ALPS Holdings, the Denver, Colorado based fund issuer better known for its customized investment products, recently launched a product that seeks to avoid weighting anomaly in different sectors due to security mis-pricings. The newly launched ALPS Sector Leaders ETF (SLDR) is an effort by the company to avoid loss of diversification benefits associated with under– or over-weighting particular sectors.
Market capitalization weighted indexes suffer from one major flaw; they inherently underweight undervalued stocks and overweight overvalued stocks. Additionally, they tend to tilt toward the biggest companies among the constituent stocks.
For example, Apple Inc should account for 1/500 of the S&P 500 Index’s total had the benchmark index been equally-weighted, compared with the roughly 4 percent that it contributes now.
To mitigate the weighting problem, SLDR takes the so-called “smart-beta” route. Most smart-beta products emphasize such “factors” as growth, quality, momentum and low volatility to decide on index constituent weights. However, a simpler approach would be to equal weight all components within an index or portfolio, thus avoiding the large-cap bias of market capitalization-weighted indices.
The passively managed SLDR tracks the S-Network Sector Leaders Index, a gauge constituted of large-cap equities with equally-weighted sector exposures. The new fund focuses on growth and quality on a sector-by-sector basis. The sector leaders are then identified which include 5 stocks in each of 9 Global Industry Classification Standard (GICS) sectors that make up the S&P 500 index. The GICS classification standard combine telecommunications and information technology sector and excludes shares of Real Estate Investment Trusts (REITs).
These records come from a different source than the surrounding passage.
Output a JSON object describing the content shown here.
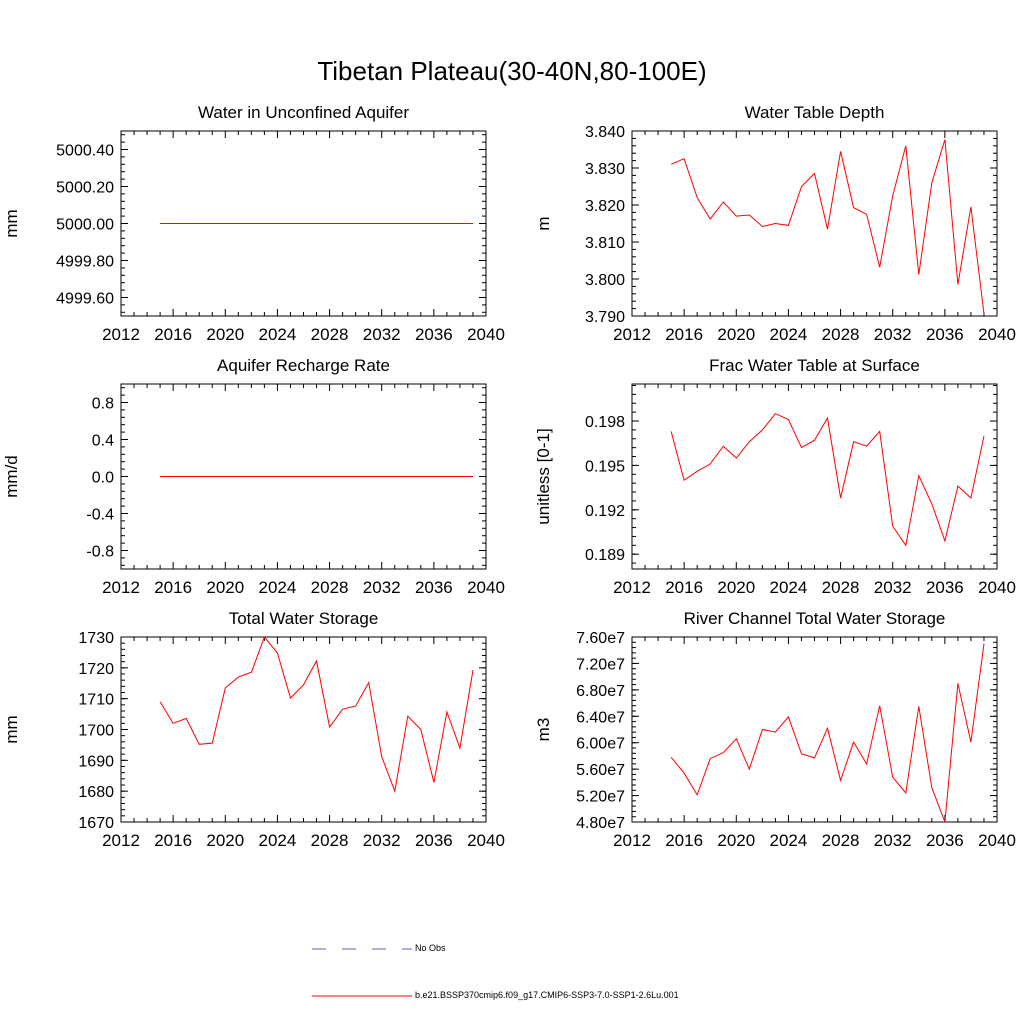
{
  "title": "Tibetan Plateau(30-40N,80-100E)",
  "legend": {
    "obs_label": "No Obs",
    "obs_color": "#5566bb",
    "model_label": "b.e21.BSSP370cmip6.f09_g17.CMIP6-SSP3-7.0-SSP1-2.6Lu.001",
    "model_color": "#ff0000"
  },
  "chart_data": [
    {
      "type": "line",
      "title": "Water in Unconfined Aquifer",
      "ylabel": "mm",
      "xlim": [
        2012,
        2040
      ],
      "xticks": [
        "2012",
        "2016",
        "2020",
        "2024",
        "2028",
        "2032",
        "2036",
        "2040"
      ],
      "ylim": [
        4999.5,
        5000.5
      ],
      "yticks": [
        {
          "v": 4999.6,
          "label": "4999.60"
        },
        {
          "v": 4999.8,
          "label": "4999.80"
        },
        {
          "v": 5000.0,
          "label": "5000.00"
        },
        {
          "v": 5000.2,
          "label": "5000.20"
        },
        {
          "v": 5000.4,
          "label": "5000.40"
        }
      ],
      "x": [
        2015,
        2039
      ],
      "y": [
        5000.0,
        5000.0
      ]
    },
    {
      "type": "line",
      "title": "Water Table Depth",
      "ylabel": "m",
      "xlim": [
        2012,
        2040
      ],
      "xticks": [
        "2012",
        "2016",
        "2020",
        "2024",
        "2028",
        "2032",
        "2036",
        "2040"
      ],
      "ylim": [
        3.79,
        3.84
      ],
      "yticks": [
        {
          "v": 3.79,
          "label": "3.790"
        },
        {
          "v": 3.8,
          "label": "3.800"
        },
        {
          "v": 3.81,
          "label": "3.810"
        },
        {
          "v": 3.82,
          "label": "3.820"
        },
        {
          "v": 3.83,
          "label": "3.830"
        },
        {
          "v": 3.84,
          "label": "3.840"
        }
      ],
      "x": [
        2015,
        2016,
        2017,
        2018,
        2019,
        2020,
        2021,
        2022,
        2023,
        2024,
        2025,
        2026,
        2027,
        2028,
        2029,
        2030,
        2031,
        2032,
        2033,
        2034,
        2035,
        2036,
        2037,
        2038,
        2039
      ],
      "y": [
        3.831,
        3.8325,
        3.822,
        3.8162,
        3.8208,
        3.817,
        3.8173,
        3.8142,
        3.815,
        3.8145,
        3.825,
        3.8285,
        3.8135,
        3.8345,
        3.8193,
        3.8175,
        3.8032,
        3.8225,
        3.836,
        3.8012,
        3.826,
        3.8377,
        3.7985,
        3.8195,
        3.7905
      ]
    },
    {
      "type": "line",
      "title": "Aquifer Recharge Rate",
      "ylabel": "mm/d",
      "xlim": [
        2012,
        2040
      ],
      "xticks": [
        "2012",
        "2016",
        "2020",
        "2024",
        "2028",
        "2032",
        "2036",
        "2040"
      ],
      "ylim": [
        -1.0,
        1.0
      ],
      "yticks": [
        {
          "v": -0.8,
          "label": "-0.8"
        },
        {
          "v": -0.4,
          "label": "-0.4"
        },
        {
          "v": 0.0,
          "label": "0.0"
        },
        {
          "v": 0.4,
          "label": "0.4"
        },
        {
          "v": 0.8,
          "label": "0.8"
        }
      ],
      "x": [
        2015,
        2039
      ],
      "y": [
        0.0,
        0.0
      ]
    },
    {
      "type": "line",
      "title": "Frac Water Table at Surface",
      "ylabel": "unitless [0-1]",
      "xlim": [
        2012,
        2040
      ],
      "xticks": [
        "2012",
        "2016",
        "2020",
        "2024",
        "2028",
        "2032",
        "2036",
        "2040"
      ],
      "ylim": [
        0.188,
        0.2005
      ],
      "yticks": [
        {
          "v": 0.189,
          "label": "0.189"
        },
        {
          "v": 0.192,
          "label": "0.192"
        },
        {
          "v": 0.195,
          "label": "0.195"
        },
        {
          "v": 0.198,
          "label": "0.198"
        }
      ],
      "x": [
        2015,
        2016,
        2017,
        2018,
        2019,
        2020,
        2021,
        2022,
        2023,
        2024,
        2025,
        2026,
        2027,
        2028,
        2029,
        2030,
        2031,
        2032,
        2033,
        2034,
        2035,
        2036,
        2037,
        2038,
        2039
      ],
      "y": [
        0.1973,
        0.194,
        0.1946,
        0.1951,
        0.1963,
        0.1955,
        0.1966,
        0.1974,
        0.1985,
        0.1981,
        0.1962,
        0.1967,
        0.1982,
        0.1928,
        0.1966,
        0.1963,
        0.1973,
        0.1909,
        0.1896,
        0.1943,
        0.1924,
        0.1899,
        0.1936,
        0.1928,
        0.197
      ]
    },
    {
      "type": "line",
      "title": "Total Water Storage",
      "ylabel": "mm",
      "xlim": [
        2012,
        2040
      ],
      "xticks": [
        "2012",
        "2016",
        "2020",
        "2024",
        "2028",
        "2032",
        "2036",
        "2040"
      ],
      "ylim": [
        1670,
        1730
      ],
      "yticks": [
        {
          "v": 1670,
          "label": "1670"
        },
        {
          "v": 1680,
          "label": "1680"
        },
        {
          "v": 1690,
          "label": "1690"
        },
        {
          "v": 1700,
          "label": "1700"
        },
        {
          "v": 1710,
          "label": "1710"
        },
        {
          "v": 1720,
          "label": "1720"
        },
        {
          "v": 1730,
          "label": "1730"
        }
      ],
      "x": [
        2015,
        2016,
        2017,
        2018,
        2019,
        2020,
        2021,
        2022,
        2023,
        2024,
        2025,
        2026,
        2027,
        2028,
        2029,
        2030,
        2031,
        2032,
        2033,
        2034,
        2035,
        2036,
        2037,
        2038,
        2039
      ],
      "y": [
        1709,
        1702,
        1703.6,
        1695.2,
        1695.6,
        1713.5,
        1717,
        1718.6,
        1730,
        1724.8,
        1710.2,
        1714.5,
        1722.2,
        1700.8,
        1706.6,
        1707.6,
        1715.2,
        1691.2,
        1680,
        1704.3,
        1700,
        1682.8,
        1705.7,
        1694,
        1719.3
      ]
    },
    {
      "type": "line",
      "title": "River Channel Total Water Storage",
      "ylabel": "m3",
      "xlim": [
        2012,
        2040
      ],
      "xticks": [
        "2012",
        "2016",
        "2020",
        "2024",
        "2028",
        "2032",
        "2036",
        "2040"
      ],
      "ylim": [
        48000000.0,
        76000000.0
      ],
      "yticks": [
        {
          "v": 48000000.0,
          "label": "4.80e7"
        },
        {
          "v": 52000000.0,
          "label": "5.20e7"
        },
        {
          "v": 56000000.0,
          "label": "5.60e7"
        },
        {
          "v": 60000000.0,
          "label": "6.00e7"
        },
        {
          "v": 64000000.0,
          "label": "6.40e7"
        },
        {
          "v": 68000000.0,
          "label": "6.80e7"
        },
        {
          "v": 72000000.0,
          "label": "7.20e7"
        },
        {
          "v": 76000000.0,
          "label": "7.60e7"
        }
      ],
      "x": [
        2015,
        2016,
        2017,
        2018,
        2019,
        2020,
        2021,
        2022,
        2023,
        2024,
        2025,
        2026,
        2027,
        2028,
        2029,
        2030,
        2031,
        2032,
        2033,
        2034,
        2035,
        2036,
        2037,
        2038,
        2039
      ],
      "y": [
        57800000.0,
        55400000.0,
        52100000.0,
        57600000.0,
        58500000.0,
        60600000.0,
        56000000.0,
        62000000.0,
        61600000.0,
        63900000.0,
        58300000.0,
        57700000.0,
        62200000.0,
        54300000.0,
        60100000.0,
        56800000.0,
        65600000.0,
        54800000.0,
        52400000.0,
        65500000.0,
        53200000.0,
        48000000.0,
        69000000.0,
        60100000.0,
        75000000.0
      ]
    }
  ]
}
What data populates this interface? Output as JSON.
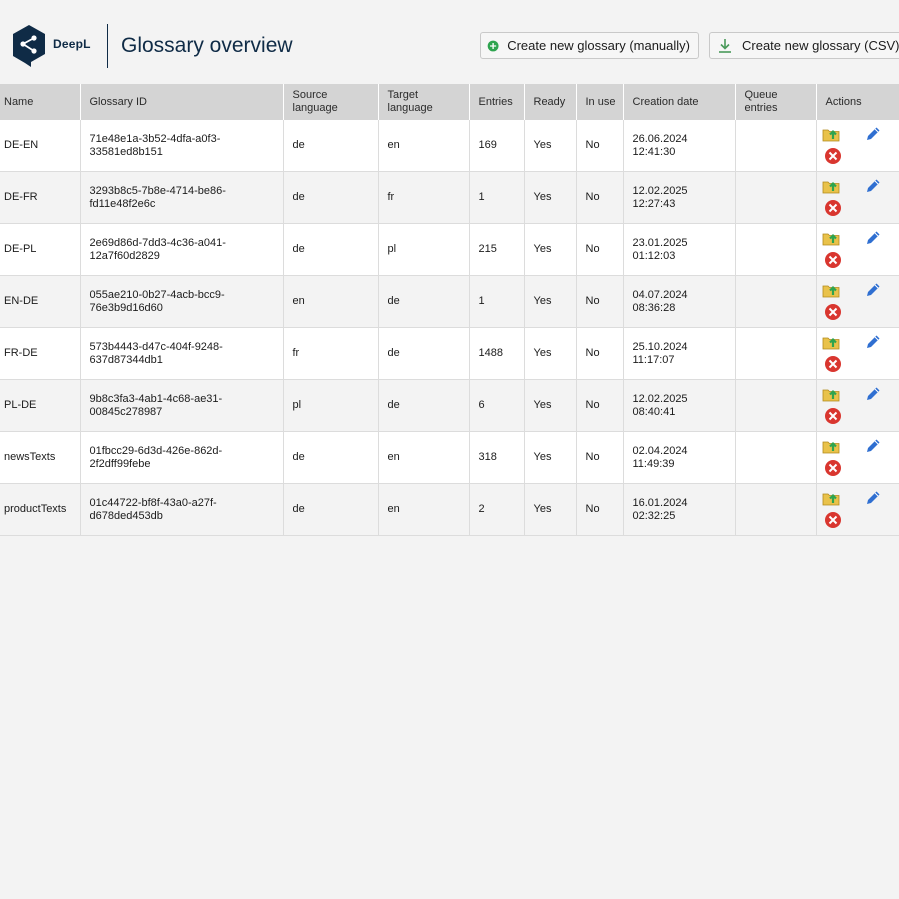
{
  "brand": {
    "logo_text": "DeepL"
  },
  "page": {
    "title": "Glossary overview"
  },
  "toolbar": {
    "create_manual_label": "Create new glossary (manually)",
    "create_csv_label": "Create new glossary (CSV)"
  },
  "table": {
    "headers": {
      "name": "Name",
      "glossary_id": "Glossary ID",
      "source_language": "Source language",
      "target_language": "Target language",
      "entries": "Entries",
      "ready": "Ready",
      "in_use": "In use",
      "creation_date": "Creation date",
      "queue_entries": "Queue entries",
      "actions": "Actions"
    },
    "rows": [
      {
        "name": "DE-EN",
        "glossary_id": "71e48e1a-3b52-4dfa-a0f3-33581ed8b151",
        "source": "de",
        "target": "en",
        "entries": "169",
        "ready": "Yes",
        "in_use": "No",
        "date": "26.06.2024",
        "time": "12:41:30",
        "queue": ""
      },
      {
        "name": "DE-FR",
        "glossary_id": "3293b8c5-7b8e-4714-be86-fd11e48f2e6c",
        "source": "de",
        "target": "fr",
        "entries": "1",
        "ready": "Yes",
        "in_use": "No",
        "date": "12.02.2025",
        "time": "12:27:43",
        "queue": ""
      },
      {
        "name": "DE-PL",
        "glossary_id": "2e69d86d-7dd3-4c36-a041-12a7f60d2829",
        "source": "de",
        "target": "pl",
        "entries": "215",
        "ready": "Yes",
        "in_use": "No",
        "date": "23.01.2025",
        "time": "01:12:03",
        "queue": ""
      },
      {
        "name": "EN-DE",
        "glossary_id": "055ae210-0b27-4acb-bcc9-76e3b9d16d60",
        "source": "en",
        "target": "de",
        "entries": "1",
        "ready": "Yes",
        "in_use": "No",
        "date": "04.07.2024",
        "time": "08:36:28",
        "queue": ""
      },
      {
        "name": "FR-DE",
        "glossary_id": "573b4443-d47c-404f-9248-637d87344db1",
        "source": "fr",
        "target": "de",
        "entries": "1488",
        "ready": "Yes",
        "in_use": "No",
        "date": "25.10.2024",
        "time": "11:17:07",
        "queue": ""
      },
      {
        "name": "PL-DE",
        "glossary_id": "9b8c3fa3-4ab1-4c68-ae31-00845c278987",
        "source": "pl",
        "target": "de",
        "entries": "6",
        "ready": "Yes",
        "in_use": "No",
        "date": "12.02.2025",
        "time": "08:40:41",
        "queue": ""
      },
      {
        "name": "newsTexts",
        "glossary_id": "01fbcc29-6d3d-426e-862d-2f2dff99febe",
        "source": "de",
        "target": "en",
        "entries": "318",
        "ready": "Yes",
        "in_use": "No",
        "date": "02.04.2024",
        "time": "11:49:39",
        "queue": ""
      },
      {
        "name": "productTexts",
        "glossary_id": "01c44722-bf8f-43a0-a27f-d678ded453db",
        "source": "de",
        "target": "en",
        "entries": "2",
        "ready": "Yes",
        "in_use": "No",
        "date": "16.01.2024",
        "time": "02:32:25",
        "queue": ""
      }
    ]
  },
  "icons": {
    "logo": "deepl-logo-icon",
    "create_manual": "plus-circle-icon",
    "create_csv": "download-icon",
    "export": "folder-export-icon",
    "edit": "pencil-icon",
    "delete": "delete-circle-icon"
  },
  "colors": {
    "brand_navy": "#0f2b46",
    "add_green": "#2ea44f",
    "download_green": "#4a9a5a",
    "edit_blue": "#2f6fd1",
    "delete_red": "#d9362f",
    "folder_yellow": "#e9c24a",
    "header_bg": "#d4d4d4"
  }
}
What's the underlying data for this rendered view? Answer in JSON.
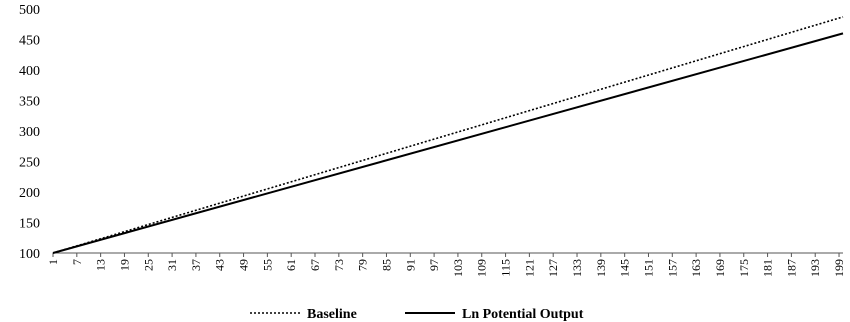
{
  "chart_data": {
    "type": "line",
    "title": "",
    "xlabel": "",
    "ylabel": "",
    "x_range": [
      1,
      200
    ],
    "ylim": [
      100,
      500
    ],
    "y_ticks": [
      100,
      150,
      200,
      250,
      300,
      350,
      400,
      450,
      500
    ],
    "x_tick_start": 1,
    "x_tick_step": 6,
    "grid": false,
    "legend_position": "bottom",
    "series": [
      {
        "name": "Baseline",
        "style": "dotted",
        "color": "#000000",
        "x": [
          1,
          200
        ],
        "y": [
          100,
          487
        ]
      },
      {
        "name": "Ln Potential Output",
        "style": "solid",
        "color": "#000000",
        "x": [
          1,
          200
        ],
        "y": [
          100,
          460
        ]
      }
    ]
  }
}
A two stage screening method is employed to select the five stocks from each of the nine GIVS sectors. First, the stocks are screened for growth parameters, including growth in EPS and sales per share. Next, the securities are ranked based on quality factors such as return on equity and debt-equity ratio. The underlying index is rebalanced every quarter.
Data from past three years show the S-Network Sector Leaders Index reported an EPS growth of 135.5 percent compared S&P 500’s 56 percent while debt-to-equity ratio for the index was calculated at 54.44 percent compared to S&P’s 78.32 percent.
The new fund is likely to face competition from the S&P Equal Weight ETF (RSP), Equal Sector Weight ETF (EQL) and the Russell 1000 Equal Weight Portfolio (EQAL).
SDLR has an annual expense ratio of 0.4 percent.